Monday, April 30, 2012

Can Police Dogs Sniff Out Meth Residue???


How is a police dog trained to alert to drugs? The dogs couldn’t care less about the drugs themselves, they’re just searching for their favorite toy. Most dogs love to play tug-of-war with a towel. Trainers wash the towel so it has no scent to confuse the dogs and they play tug-of-war. Later the trainer rolls a bag of marijuana into the towel and the dog learns to associate that smell with their favorite toy. As the training progresses different drugs are rolled into the towel. The dogs’ keen sense of smell is invaluable in the war against drugs, but what about methamphetamine residue lurking unseen in the walls and carpeting?

Let me share with you the heart breaking story of one family in northern Indiana. They searched and searched and found the home they’d always wanted. They had all of the initial inspections performed, waded through the mounds of paperwork involved in purchasing a home and finally signed on the dotted line. Whew! They’d done it; they’d bought their new home. The family picked colors for different rooms and began to paint. Smiling faces covered with occasional streaks of paint, as they worked on their new home together; even redoing some of the wood flooring. Finally they moved in.

After being in their new home for only a week, they heard from the local police that they suspected the previous owner had been manufacturing meth at the home. Alarm bells chimed in the minds of the parents. What had they brought their children into; surely not a former meth lab? Police dogs were called in to sniff for drugs, but the dogs did not detect anything.

Feeling uncertain whether a police dog could detect meth residue contaminant in the walls and carpeting, especially since the police had discovered a suspicious burn pile in the back yard, they learned of Crisis Cleaning and decided to have their home tested. Lab results came back and even with the new painting on the walls and ceilings of their new home there were many rooms that tested positive for meth above Indiana’s threshold of 0.50 ug/100cm2. Now this family is living in a home that could potentially make them ill, unless they choose to have it decontaminated. But having a five bedroom home decontaminated is a huge expense.
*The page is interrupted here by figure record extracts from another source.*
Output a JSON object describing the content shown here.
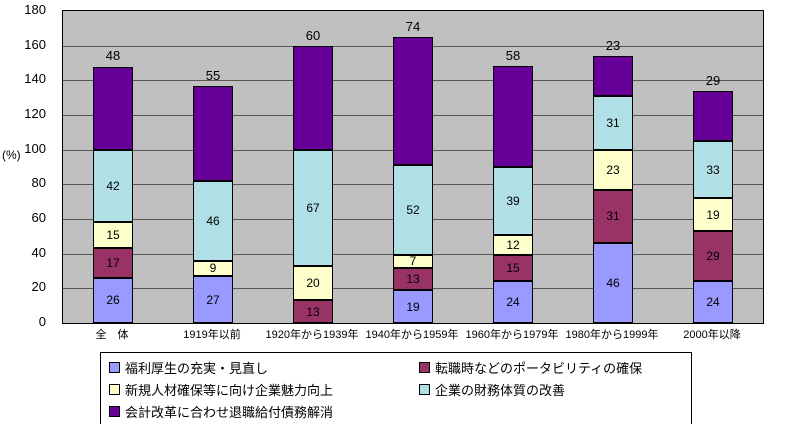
{
  "chart_data": {
    "type": "bar",
    "stacked": true,
    "title": "",
    "xlabel": "",
    "ylabel": "(%)",
    "ylim": [
      0,
      180
    ],
    "ytick_step": 20,
    "y_ticks": [
      0,
      20,
      40,
      60,
      80,
      100,
      120,
      140,
      160,
      180
    ],
    "grid": true,
    "plot_background": "#C0C0C0",
    "gridline_color": "#000000",
    "value_label_color": "#000000",
    "legend_position": "bottom",
    "last_series_labels_above_bar": true,
    "categories": [
      "全　体",
      "1919年以前",
      "1920年から1939年",
      "1940年から1959年",
      "1960年から1979年",
      "1980年から1999年",
      "2000年以降"
    ],
    "series": [
      {
        "name": "福利厚生の充実・見直し",
        "color": "#9999FF",
        "values": [
          26,
          27,
          0,
          19,
          24,
          46,
          24
        ]
      },
      {
        "name": "転職時などのポータビリティの確保",
        "color": "#993366",
        "values": [
          17,
          0,
          13,
          13,
          15,
          31,
          29
        ]
      },
      {
        "name": "新規人材確保等に向け企業魅力向上",
        "color": "#FFFFCC",
        "values": [
          15,
          9,
          20,
          7,
          12,
          23,
          19
        ]
      },
      {
        "name": "企業の財務体質の改善",
        "color": "#B0E0E6",
        "values": [
          42,
          46,
          67,
          52,
          39,
          31,
          33
        ]
      },
      {
        "name": "会計改革に合わせ退職給付債務解消",
        "color": "#660099",
        "values": [
          48,
          55,
          60,
          74,
          58,
          23,
          29
        ]
      }
    ],
    "bar_totals": [
      148,
      137,
      160,
      165,
      148,
      154,
      134
    ]
  }
}
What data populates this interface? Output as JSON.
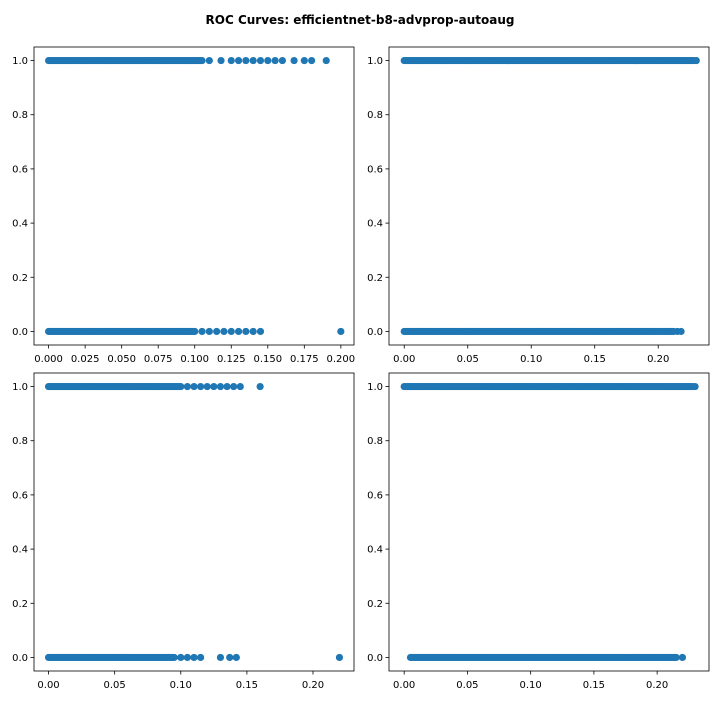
{
  "figure": {
    "title": "ROC Curves: efficientnet-b8-advprop-autoaug"
  },
  "colors": {
    "marker": "#1f77b4",
    "axes": "#000000",
    "background": "#ffffff"
  },
  "chart_data": [
    {
      "type": "scatter",
      "position": "top-left",
      "title": "",
      "xlabel": "",
      "ylabel": "",
      "xlim": [
        -0.01,
        0.209
      ],
      "ylim": [
        -0.05,
        1.05
      ],
      "xticks": [
        0.0,
        0.025,
        0.05,
        0.075,
        0.1,
        0.125,
        0.15,
        0.175,
        0.2
      ],
      "xtick_labels": [
        "0.000",
        "0.025",
        "0.050",
        "0.075",
        "0.100",
        "0.125",
        "0.150",
        "0.175",
        "0.200"
      ],
      "yticks": [
        0.0,
        0.2,
        0.4,
        0.6,
        0.8,
        1.0
      ],
      "ytick_labels": [
        "0.0",
        "0.2",
        "0.4",
        "0.6",
        "0.8",
        "1.0"
      ],
      "grid": false,
      "series": [
        {
          "y": 1.0,
          "x_dense_range": [
            0.0,
            0.105
          ],
          "x_sparse": [
            0.11,
            0.118,
            0.125,
            0.13,
            0.135,
            0.14,
            0.145,
            0.15,
            0.155,
            0.16,
            0.168,
            0.175,
            0.18,
            0.19
          ]
        },
        {
          "y": 0.0,
          "x_dense_range": [
            0.0,
            0.1
          ],
          "x_sparse": [
            0.105,
            0.11,
            0.115,
            0.12,
            0.125,
            0.13,
            0.135,
            0.14,
            0.145,
            0.2
          ]
        }
      ]
    },
    {
      "type": "scatter",
      "position": "top-right",
      "title": "",
      "xlabel": "",
      "ylabel": "",
      "xlim": [
        -0.012,
        0.24
      ],
      "ylim": [
        -0.05,
        1.05
      ],
      "xticks": [
        0.0,
        0.05,
        0.1,
        0.15,
        0.2
      ],
      "xtick_labels": [
        "0.00",
        "0.05",
        "0.10",
        "0.15",
        "0.20"
      ],
      "yticks": [
        0.0,
        0.2,
        0.4,
        0.6,
        0.8,
        1.0
      ],
      "ytick_labels": [
        "0.0",
        "0.2",
        "0.4",
        "0.6",
        "0.8",
        "1.0"
      ],
      "grid": false,
      "series": [
        {
          "y": 1.0,
          "x_dense_range": [
            0.0,
            0.228
          ],
          "x_sparse": [
            0.23
          ]
        },
        {
          "y": 0.0,
          "x_dense_range": [
            0.0,
            0.212
          ],
          "x_sparse": [
            0.215,
            0.218
          ]
        }
      ]
    },
    {
      "type": "scatter",
      "position": "bottom-left",
      "title": "",
      "xlabel": "",
      "ylabel": "",
      "xlim": [
        -0.011,
        0.231
      ],
      "ylim": [
        -0.05,
        1.05
      ],
      "xticks": [
        0.0,
        0.05,
        0.1,
        0.15,
        0.2
      ],
      "xtick_labels": [
        "0.00",
        "0.05",
        "0.10",
        "0.15",
        "0.20"
      ],
      "yticks": [
        0.0,
        0.2,
        0.4,
        0.6,
        0.8,
        1.0
      ],
      "ytick_labels": [
        "0.0",
        "0.2",
        "0.4",
        "0.6",
        "0.8",
        "1.0"
      ],
      "grid": false,
      "series": [
        {
          "y": 1.0,
          "x_dense_range": [
            0.0,
            0.1
          ],
          "x_sparse": [
            0.105,
            0.11,
            0.115,
            0.12,
            0.125,
            0.13,
            0.135,
            0.14,
            0.145,
            0.16
          ]
        },
        {
          "y": 0.0,
          "x_dense_range": [
            0.0,
            0.095
          ],
          "x_sparse": [
            0.1,
            0.105,
            0.11,
            0.115,
            0.13,
            0.137,
            0.142,
            0.22
          ]
        }
      ]
    },
    {
      "type": "scatter",
      "position": "bottom-right",
      "title": "",
      "xlabel": "",
      "ylabel": "",
      "xlim": [
        -0.012,
        0.241
      ],
      "ylim": [
        -0.05,
        1.05
      ],
      "xticks": [
        0.0,
        0.05,
        0.1,
        0.15,
        0.2
      ],
      "xtick_labels": [
        "0.00",
        "0.05",
        "0.10",
        "0.15",
        "0.20"
      ],
      "yticks": [
        0.0,
        0.2,
        0.4,
        0.6,
        0.8,
        1.0
      ],
      "ytick_labels": [
        "0.0",
        "0.2",
        "0.4",
        "0.6",
        "0.8",
        "1.0"
      ],
      "grid": false,
      "series": [
        {
          "y": 1.0,
          "x_dense_range": [
            0.0,
            0.228
          ],
          "x_sparse": [
            0.23
          ]
        },
        {
          "y": 0.0,
          "x_dense_range": [
            0.005,
            0.215
          ],
          "x_sparse": [
            0.22
          ]
        }
      ]
    }
  ]
}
So who is to blame? The realtor, did he or she know about the home’s history, the family for not ferreting out all of the facts, or the previous owner? Thankfully, for this family there is at least the hope of using their insurance and possibly even the previous owner’s insurance through ongoing liability, since they did not commit the illegal act themselves. All of this could have been avoided if meth testing were added to a home inspector’s list of things to be checked before a home is purchased. For only $59 plus the cost of shipping to a professional lab, the family could have known beforehand that the home they were thinking of purchasing had meth residue all throughout it. So much anguish could have been spared.

Oh, and back to the police drug sniffing dogs, they are great at what they do, finding packets of drugs, but we now know they cannot detect methamphetamine residue. It lurks, undetected, by humans and dogs. Demand a meth test as a condition of sale prior to purchasing a new home or prior to signing a rental lease.